Vous tenez à apporter davantage de pluralité dans la représentation de la figure féminine, avec une certaine dérision envers les codes liés à la féminité.  Quelle représentation de la femme voulez vous faire ressortir dans vos illustrations et quelle serait votre définition du féminisme moderne ?

Je ne cherche pas à représenter un type de femme en particulier, et je ne revendique d’ailleurs pas mon dessin comme étant féministe. Je dessine des femmes et des filles à l’image de celles qui m’entourent ou qui me composent moi-même : dans leur quotidienneté et leurs normalités respectives.

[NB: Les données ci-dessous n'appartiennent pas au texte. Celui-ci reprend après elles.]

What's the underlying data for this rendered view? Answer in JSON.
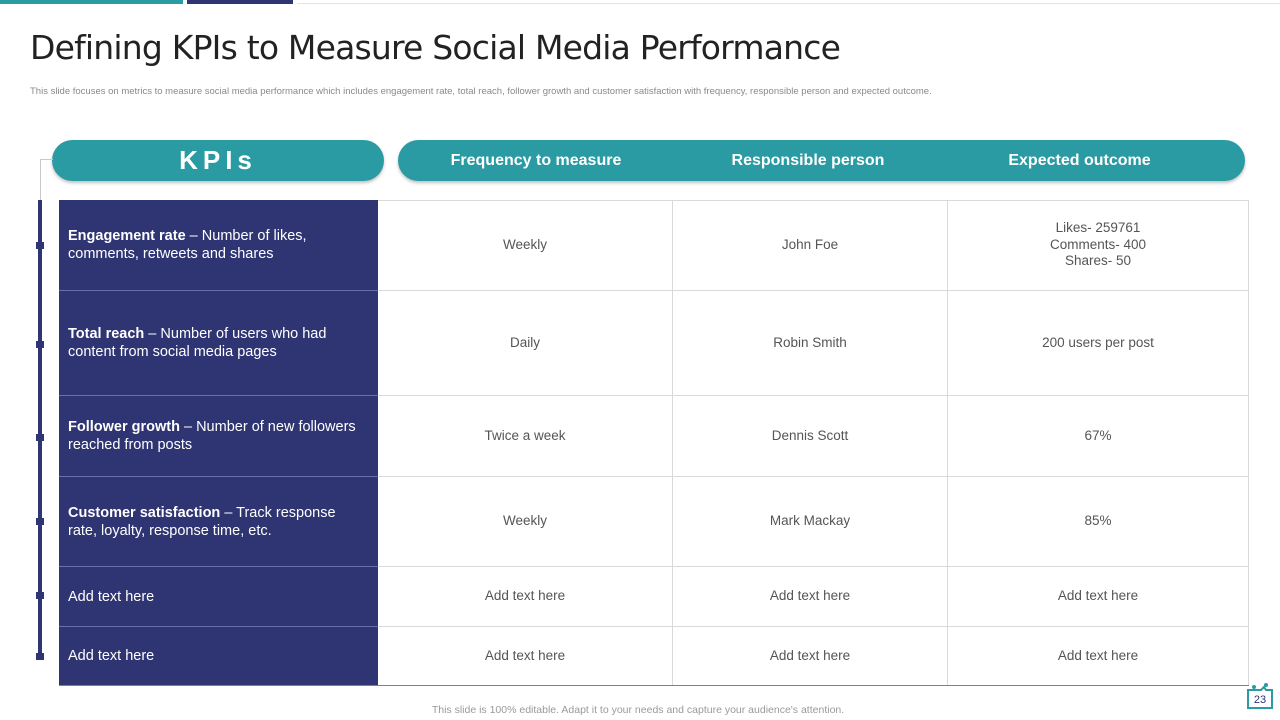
{
  "title": "Defining KPIs to Measure Social Media Performance",
  "subtitle": "This slide focuses on metrics to measure social media  performance which includes engagement rate, total reach, follower growth and customer satisfaction with frequency, responsible person and expected outcome.",
  "kpis_header": "KPIs",
  "columns": [
    "Frequency to measure",
    "Responsible person",
    "Expected outcome"
  ],
  "rows": [
    {
      "kpi_bold": "Engagement rate",
      "kpi_rest": " – Number of likes, comments, retweets and shares",
      "frequency": "Weekly",
      "person": "John Foe",
      "outcome_lines": [
        "Likes- 259761",
        "Comments- 400",
        "Shares- 50"
      ]
    },
    {
      "kpi_bold": "Total reach",
      "kpi_rest": " – Number of users who had content from social media pages",
      "frequency": "Daily",
      "person": "Robin Smith",
      "outcome": "200 users per post"
    },
    {
      "kpi_bold": "Follower growth",
      "kpi_rest": " – Number of new followers reached from posts",
      "frequency": "Twice a week",
      "person": "Dennis Scott",
      "outcome": "67%"
    },
    {
      "kpi_bold": "Customer satisfaction",
      "kpi_rest": "  – Track response rate, loyalty,  response time, etc.",
      "frequency": "Weekly",
      "person": "Mark Mackay",
      "outcome": "85%"
    },
    {
      "kpi_plain": "Add text here",
      "frequency": "Add text here",
      "person": "Add text here",
      "outcome": "Add text here"
    },
    {
      "kpi_plain": "Add text here",
      "frequency": "Add text here",
      "person": "Add text here",
      "outcome": "Add text here"
    }
  ],
  "footer": "This slide is 100% editable. Adapt it to your needs and capture your audience's attention.",
  "page_number": "23",
  "colors": {
    "teal": "#2a9aa3",
    "navy": "#2f3472"
  }
}
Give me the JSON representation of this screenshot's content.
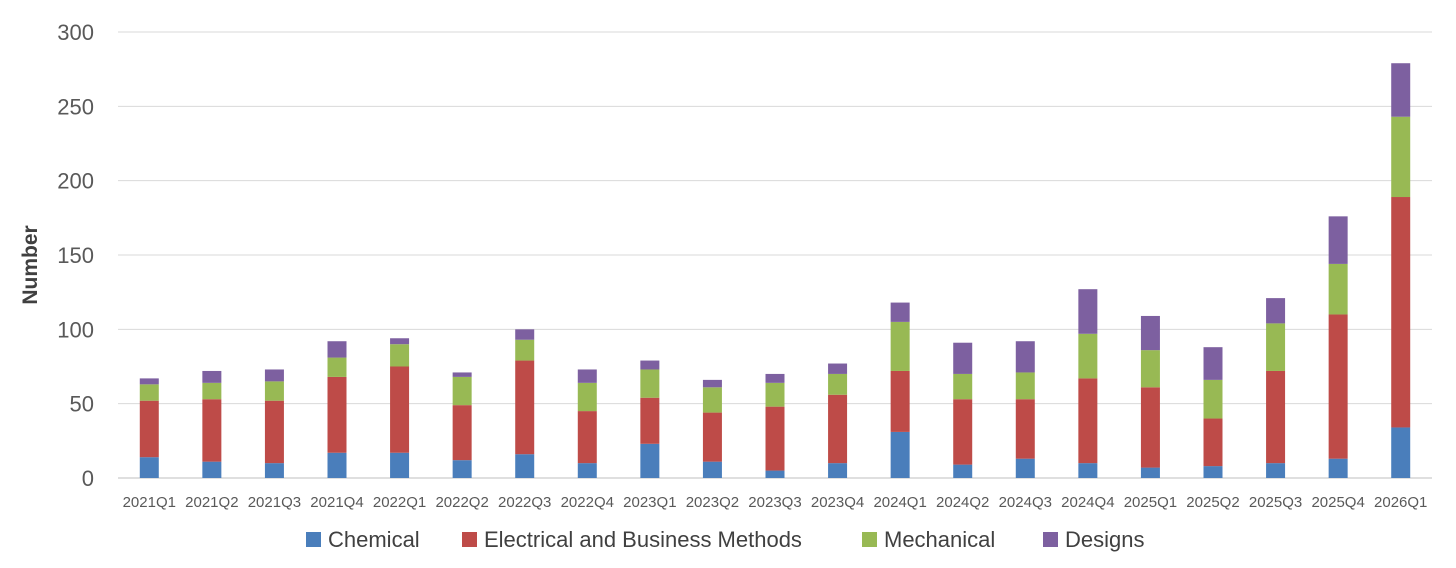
{
  "chart_data": {
    "type": "bar",
    "stacked": true,
    "title": "",
    "xlabel": "",
    "ylabel": "Number",
    "ylim": [
      0,
      300
    ],
    "yticks": [
      "0",
      "50",
      "100",
      "150",
      "200",
      "250",
      "300"
    ],
    "grid": true,
    "legend_position": "bottom",
    "categories": [
      "2021Q1",
      "2021Q2",
      "2021Q3",
      "2021Q4",
      "2022Q1",
      "2022Q2",
      "2022Q3",
      "2022Q4",
      "2023Q1",
      "2023Q2",
      "2023Q3",
      "2023Q4",
      "2024Q1",
      "2024Q2",
      "2024Q3",
      "2024Q4",
      "2025Q1",
      "2025Q2",
      "2025Q3",
      "2025Q4",
      "2026Q1"
    ],
    "series": [
      {
        "name": "Chemical",
        "color": "#4a7ebb",
        "values": [
          14,
          11,
          10,
          17,
          17,
          12,
          16,
          10,
          23,
          11,
          5,
          10,
          31,
          9,
          13,
          10,
          7,
          8,
          10,
          13,
          34
        ]
      },
      {
        "name": "Electrical and Business Methods",
        "color": "#be4b48",
        "values": [
          38,
          42,
          42,
          51,
          58,
          37,
          63,
          35,
          31,
          33,
          43,
          46,
          41,
          44,
          40,
          57,
          54,
          32,
          62,
          97,
          155
        ]
      },
      {
        "name": "Mechanical",
        "color": "#98b954",
        "values": [
          11,
          11,
          13,
          13,
          15,
          19,
          14,
          19,
          19,
          17,
          16,
          14,
          33,
          17,
          18,
          30,
          25,
          26,
          32,
          34,
          54
        ]
      },
      {
        "name": "Designs",
        "color": "#7d60a0",
        "values": [
          4,
          8,
          8,
          11,
          4,
          3,
          7,
          9,
          6,
          5,
          6,
          7,
          13,
          21,
          21,
          30,
          23,
          22,
          17,
          32,
          36
        ]
      }
    ]
  }
}
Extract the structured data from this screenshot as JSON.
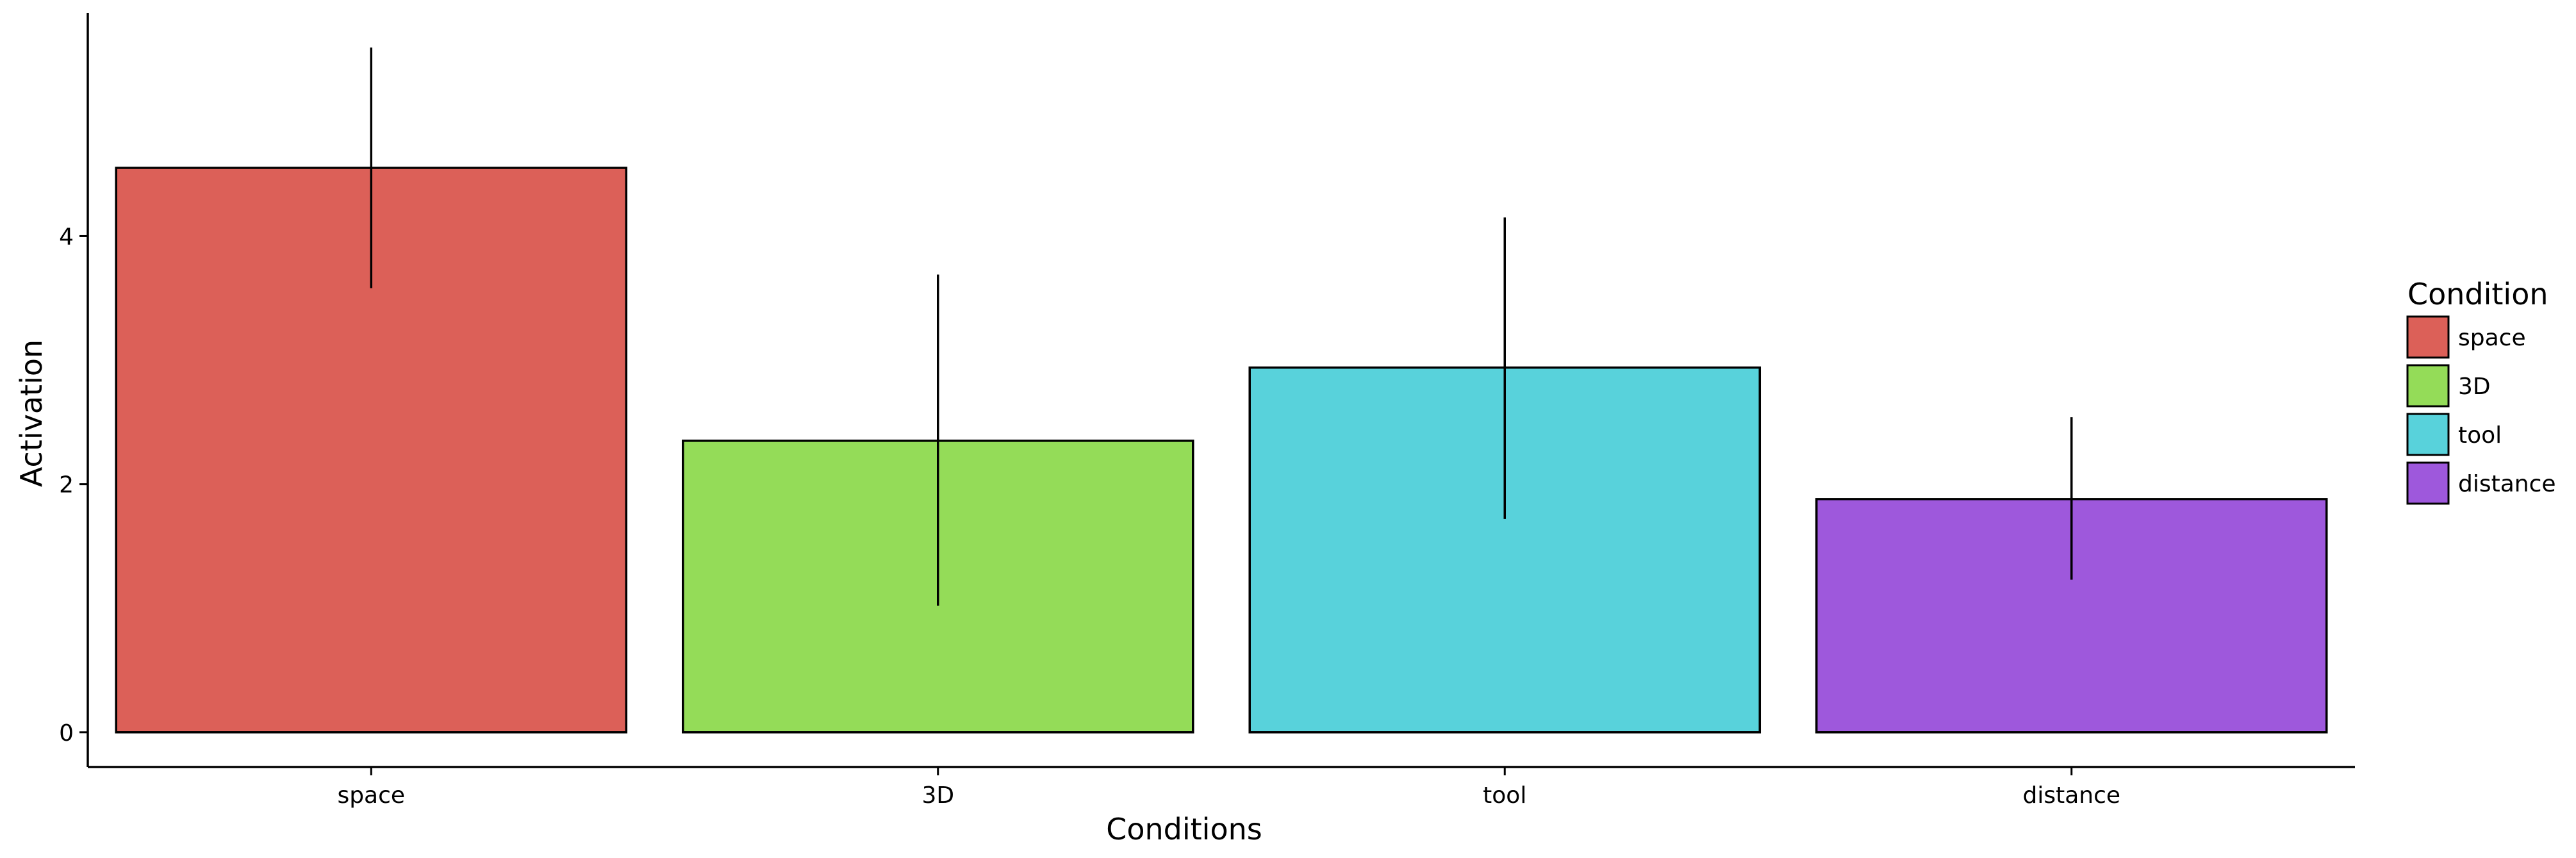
{
  "chart_data": {
    "type": "bar",
    "title": "",
    "xlabel": "Conditions",
    "ylabel": "Activation",
    "categories": [
      "space",
      "3D",
      "tool",
      "distance"
    ],
    "values": [
      4.55,
      2.35,
      2.94,
      1.88
    ],
    "error_low": [
      3.58,
      1.02,
      1.72,
      1.23
    ],
    "error_high": [
      5.52,
      3.69,
      4.15,
      2.54
    ],
    "colors": [
      "#dc6058",
      "#94dc58",
      "#58d2db",
      "#9e58dc"
    ],
    "yticks": [
      0,
      2,
      4
    ],
    "ylim": [
      -0.28,
      5.8
    ],
    "grid": false,
    "legend": {
      "title": "Condition",
      "position": "right",
      "entries": [
        "space",
        "3D",
        "tool",
        "distance"
      ]
    }
  }
}
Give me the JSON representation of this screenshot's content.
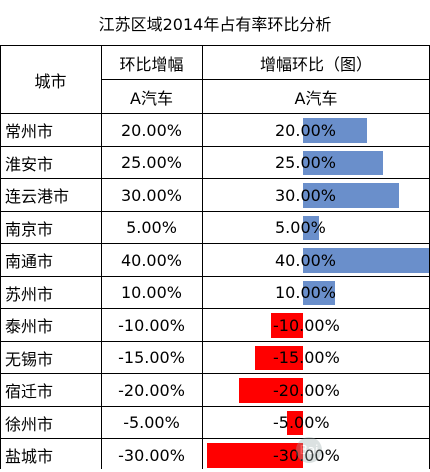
{
  "title": "江苏区域2014年占有率环比分析",
  "headers": {
    "city": "城市",
    "ratio": "环比增幅",
    "chart": "增幅环比（图）",
    "sub_ratio": "A汽车",
    "sub_chart": "A汽车"
  },
  "rows": [
    {
      "city": "常州市",
      "pct": "20.00%",
      "value": 20
    },
    {
      "city": "淮安市",
      "pct": "25.00%",
      "value": 25
    },
    {
      "city": "连云港市",
      "pct": "30.00%",
      "value": 30
    },
    {
      "city": "南京市",
      "pct": "5.00%",
      "value": 5
    },
    {
      "city": "南通市",
      "pct": "40.00%",
      "value": 40
    },
    {
      "city": "苏州市",
      "pct": "10.00%",
      "value": 10
    },
    {
      "city": "泰州市",
      "pct": "-10.00%",
      "value": -10
    },
    {
      "city": "无锡市",
      "pct": "-15.00%",
      "value": -15
    },
    {
      "city": "宿迁市",
      "pct": "-20.00%",
      "value": -20
    },
    {
      "city": "徐州市",
      "pct": "-5.00%",
      "value": -5
    },
    {
      "city": "盐城市",
      "pct": "-30.00%",
      "value": -30
    }
  ],
  "colors": {
    "positive": "#6a8fcb",
    "negative": "#ff0000",
    "grid": "#000000"
  },
  "chart_data": {
    "type": "bar",
    "categories": [
      "常州市",
      "淮安市",
      "连云港市",
      "南京市",
      "南通市",
      "苏州市",
      "泰州市",
      "无锡市",
      "宿迁市",
      "徐州市",
      "盐城市"
    ],
    "values": [
      20,
      25,
      30,
      5,
      40,
      10,
      -10,
      -15,
      -20,
      -5,
      -30
    ],
    "title": "增幅环比（图）"
  }
}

Des femmes fortes qui s’aiment et s’assument, d’autres moins, mais qui méritent aussi qu’on les représente. On me dit souvent que le fait de dessiner des filles de toutes les formes et esthétiquement imparfaites est un engagement féministe, mais ce n’est pas ce qui motive mon inspiration. Que mes idées féministes se traduisent dans mes illustrations est une chose, mais ce que je veux surtout donner à voir par la pluralité des profils que je représente, ce sont des femmes et des filles normales. Et s’il y a une idée que je voudrais revendiquer à travers mes dessins, c’est ce droit qu’ont les femmes d’être qui elles sont. Je suis assez surprise que le fait de dessiner des filles décomplexées, dans leur quotidien, puisse encore choquer certaines personnes. On m’a déjà fait remarquer que mes illustrations étaient vulgaires ou provocatrices : parce qu’une fille qui mange des chips en culotte sur son lit, même en 2017 et même en dessin, ça dérange. Et ce genre de réflexions provient bien souvent de jeunes hommes de mon âge ! Ça me motive d’autant plus à continuer de représenter toutes ces filles, avec ou sans leurs galères.